Erika Vanderveer's time at The Hockey News represents potential careers for women in hockey

In a time when the women's game is working towards finding methods to establish a living wage, another factor deserving of consideration is jobs for women in hockey. As Erika Vanderveer plans the next stages of her professional career, her time at The Hockey News represented the potential for female hockey players to obtain good careers in hockey. Working as the Art Director for the last three years (and another three as a Designer), Vanderveer admirably balanced her employment with the popular periodical while standing between the pipes for numerous clubs at the CWHL level.

During her playing career, she held the rare distinction of having played for three different CWHL teams in the Greater Toronto Area (of note, she stood between the pipes for the Brampton Thunder, Burlington Barracudas and Toronto Furies). In addition, she was also a member of the Boston Blades during their inaugural season.


Quite possibly the greatest milestone in her career at The Hockey News was the opportunity to work on the landmark Women's Hockey Issue, released in the autumn of 2012. Featuring Winter Games gold medalist Tessa Bonhomme on the cover (who played with Vanderveer during the 2012-13 Toronto Furies season), the fact that a women's hockey player such as Vanderveer also worked on the magazine added to the unique distinction of this issue.

Of note, Vanderveer's early years with The Hockey News also invovled a series of superlative blogs.  It not only reflected her acumen towards the game, providing great relevance, but it added a nice human touch, welcoming nascent fans into a wonderful and sometimes under appreciated world where women earned the chance to become hockey heroes in a traditionally male dominated field.

As such, Vanderveer's work in media was complemented by another teammate and dear friend who was also working hard towards gender equality. Amber Bowman, who played with Vanderveer at Ohio State and with the Furies, is a heroic firefighter who has carved a dynasty in the World Fire Fighter Competitions. Along with Vanderveer, the two showed great ambition in their effort to audition for The Amazing Race Canada.   

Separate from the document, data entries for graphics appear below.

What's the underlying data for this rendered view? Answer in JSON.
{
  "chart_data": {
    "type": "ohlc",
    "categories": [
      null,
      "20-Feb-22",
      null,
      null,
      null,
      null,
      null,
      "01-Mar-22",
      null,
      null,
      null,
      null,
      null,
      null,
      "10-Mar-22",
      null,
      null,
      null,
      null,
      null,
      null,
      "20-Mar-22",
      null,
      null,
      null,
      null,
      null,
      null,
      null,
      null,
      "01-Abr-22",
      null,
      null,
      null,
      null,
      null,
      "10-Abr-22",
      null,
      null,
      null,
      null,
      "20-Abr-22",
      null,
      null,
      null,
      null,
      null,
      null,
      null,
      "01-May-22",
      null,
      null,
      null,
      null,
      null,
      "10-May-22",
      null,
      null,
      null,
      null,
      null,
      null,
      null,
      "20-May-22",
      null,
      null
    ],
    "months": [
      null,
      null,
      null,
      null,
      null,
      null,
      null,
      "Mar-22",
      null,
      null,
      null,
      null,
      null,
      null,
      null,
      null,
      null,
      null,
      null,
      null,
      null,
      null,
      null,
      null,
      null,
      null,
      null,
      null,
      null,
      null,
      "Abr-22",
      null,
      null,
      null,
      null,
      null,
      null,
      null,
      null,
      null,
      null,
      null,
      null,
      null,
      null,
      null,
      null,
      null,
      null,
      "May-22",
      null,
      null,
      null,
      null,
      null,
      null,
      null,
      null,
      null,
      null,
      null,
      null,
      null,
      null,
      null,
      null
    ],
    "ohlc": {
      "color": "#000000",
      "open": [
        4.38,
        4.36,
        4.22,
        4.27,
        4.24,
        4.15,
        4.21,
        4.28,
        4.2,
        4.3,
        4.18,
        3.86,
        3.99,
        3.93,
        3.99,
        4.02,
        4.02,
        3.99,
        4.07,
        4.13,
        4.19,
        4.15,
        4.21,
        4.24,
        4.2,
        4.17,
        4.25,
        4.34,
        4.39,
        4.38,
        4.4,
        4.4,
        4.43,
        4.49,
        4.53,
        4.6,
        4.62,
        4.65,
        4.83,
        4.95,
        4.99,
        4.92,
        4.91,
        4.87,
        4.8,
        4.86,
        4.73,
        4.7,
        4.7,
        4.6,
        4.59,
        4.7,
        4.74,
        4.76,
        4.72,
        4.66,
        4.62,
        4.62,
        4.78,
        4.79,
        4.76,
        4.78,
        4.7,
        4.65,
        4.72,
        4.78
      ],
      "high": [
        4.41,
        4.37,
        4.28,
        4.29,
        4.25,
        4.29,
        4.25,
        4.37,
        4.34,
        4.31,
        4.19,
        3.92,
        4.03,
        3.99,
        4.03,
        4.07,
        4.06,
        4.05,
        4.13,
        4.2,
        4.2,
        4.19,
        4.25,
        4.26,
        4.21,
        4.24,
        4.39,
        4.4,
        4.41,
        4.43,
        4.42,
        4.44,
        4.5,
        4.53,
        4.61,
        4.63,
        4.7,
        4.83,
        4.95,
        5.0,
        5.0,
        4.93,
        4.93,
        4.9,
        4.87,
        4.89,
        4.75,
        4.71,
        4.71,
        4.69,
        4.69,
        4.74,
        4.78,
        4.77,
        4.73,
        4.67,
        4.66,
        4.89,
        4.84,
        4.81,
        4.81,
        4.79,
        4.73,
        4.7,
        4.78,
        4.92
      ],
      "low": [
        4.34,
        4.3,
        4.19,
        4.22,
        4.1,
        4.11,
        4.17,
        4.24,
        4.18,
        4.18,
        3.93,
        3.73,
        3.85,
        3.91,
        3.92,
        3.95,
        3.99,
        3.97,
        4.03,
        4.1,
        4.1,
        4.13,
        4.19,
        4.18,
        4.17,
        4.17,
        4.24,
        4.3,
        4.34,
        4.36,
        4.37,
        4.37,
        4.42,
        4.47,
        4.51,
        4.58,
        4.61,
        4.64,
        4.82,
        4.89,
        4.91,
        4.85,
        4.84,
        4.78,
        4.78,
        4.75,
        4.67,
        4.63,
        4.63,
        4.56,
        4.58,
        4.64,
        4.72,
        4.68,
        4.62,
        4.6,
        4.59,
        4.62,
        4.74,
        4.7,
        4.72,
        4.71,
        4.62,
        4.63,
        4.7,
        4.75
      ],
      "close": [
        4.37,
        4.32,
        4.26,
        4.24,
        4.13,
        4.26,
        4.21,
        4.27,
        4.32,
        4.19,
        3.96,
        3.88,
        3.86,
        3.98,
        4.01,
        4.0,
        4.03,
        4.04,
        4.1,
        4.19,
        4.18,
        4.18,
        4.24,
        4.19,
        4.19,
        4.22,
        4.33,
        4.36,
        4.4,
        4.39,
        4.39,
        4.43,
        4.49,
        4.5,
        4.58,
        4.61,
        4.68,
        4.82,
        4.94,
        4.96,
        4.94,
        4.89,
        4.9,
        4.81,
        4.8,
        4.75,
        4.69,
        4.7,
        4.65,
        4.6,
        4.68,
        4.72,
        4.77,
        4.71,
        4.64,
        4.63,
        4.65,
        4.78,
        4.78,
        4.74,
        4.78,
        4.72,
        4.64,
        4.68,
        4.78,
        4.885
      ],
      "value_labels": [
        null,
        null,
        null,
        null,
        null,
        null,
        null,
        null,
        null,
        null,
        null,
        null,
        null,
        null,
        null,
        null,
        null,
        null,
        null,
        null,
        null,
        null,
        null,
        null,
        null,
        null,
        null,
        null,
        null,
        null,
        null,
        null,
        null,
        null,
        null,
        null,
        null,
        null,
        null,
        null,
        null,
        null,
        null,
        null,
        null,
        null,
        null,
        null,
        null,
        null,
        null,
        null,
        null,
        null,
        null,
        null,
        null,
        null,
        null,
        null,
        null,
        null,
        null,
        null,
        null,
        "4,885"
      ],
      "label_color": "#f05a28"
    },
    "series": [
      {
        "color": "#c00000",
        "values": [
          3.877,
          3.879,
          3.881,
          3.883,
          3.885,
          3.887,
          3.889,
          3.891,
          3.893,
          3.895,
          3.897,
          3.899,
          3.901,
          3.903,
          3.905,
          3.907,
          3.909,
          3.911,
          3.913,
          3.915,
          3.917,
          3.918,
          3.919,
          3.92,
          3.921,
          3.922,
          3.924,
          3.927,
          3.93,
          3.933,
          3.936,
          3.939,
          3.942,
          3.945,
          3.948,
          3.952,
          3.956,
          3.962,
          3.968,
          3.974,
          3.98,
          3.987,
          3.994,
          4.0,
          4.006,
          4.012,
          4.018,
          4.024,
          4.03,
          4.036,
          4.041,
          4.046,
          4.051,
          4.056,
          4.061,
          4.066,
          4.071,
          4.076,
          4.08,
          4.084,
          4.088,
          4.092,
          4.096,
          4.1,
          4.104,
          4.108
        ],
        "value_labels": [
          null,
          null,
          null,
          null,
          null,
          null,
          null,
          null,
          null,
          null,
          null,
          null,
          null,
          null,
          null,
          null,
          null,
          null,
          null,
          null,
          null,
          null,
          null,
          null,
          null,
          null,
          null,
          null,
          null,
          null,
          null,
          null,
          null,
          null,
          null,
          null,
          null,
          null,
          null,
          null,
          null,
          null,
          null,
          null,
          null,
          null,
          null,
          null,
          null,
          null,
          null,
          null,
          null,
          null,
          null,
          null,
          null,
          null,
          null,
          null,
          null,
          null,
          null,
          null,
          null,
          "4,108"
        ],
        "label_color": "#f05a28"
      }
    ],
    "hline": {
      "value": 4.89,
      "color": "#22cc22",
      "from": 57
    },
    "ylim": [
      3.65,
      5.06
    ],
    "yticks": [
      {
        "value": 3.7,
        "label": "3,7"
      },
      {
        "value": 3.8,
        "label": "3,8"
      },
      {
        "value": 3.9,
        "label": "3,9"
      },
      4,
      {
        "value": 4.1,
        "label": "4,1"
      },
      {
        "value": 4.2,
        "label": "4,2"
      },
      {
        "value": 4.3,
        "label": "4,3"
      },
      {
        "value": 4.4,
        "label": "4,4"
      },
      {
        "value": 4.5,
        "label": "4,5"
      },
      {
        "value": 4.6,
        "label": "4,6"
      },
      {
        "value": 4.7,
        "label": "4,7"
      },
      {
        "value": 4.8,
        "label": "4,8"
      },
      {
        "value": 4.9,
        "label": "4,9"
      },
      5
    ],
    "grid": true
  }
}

Their efforts have not only contributed to women's hockey players becoming role models for young girls, but it has shown solid examples of how women can still make worthwhile contributions once they hang up their skates. As a side note, there are other women making significant inroads. Former Furies teammates such as Kori Cheverie (working with Ryerson University) and Rebecca Davies (working for Maple Leaf Sports Entertainment) are two shining examples. Former Robert Morris Colonials star player Cobina Delaney works for the Ottawa Sports and Entertainment Group, the parent company of numerous sporting properties in the nation's capital, including the Ottawa 67's.

Current realities still dictate that the limited resources of both the CWHL and the NWHL makes it difficult to have a front office akin to their male counterparts, limiting opportunities for now. Should both leagues continue to grow, the next generation may see opportunities to expand and employ former players in management or scouting capacities.

While the launch of her own website sees Vanderveer's entrepreneurial spirit branch out, her contributions to The Hockey News were not only observed with keen interest but appreciated by those in the women's hockey community. Should the day come that the AHL and/or the NHL hire women to serve as general managers, scouting directors or head coaches, those women may reflect on Vanderveer's work as the encouraging influence to believe such dreams of equality were realized.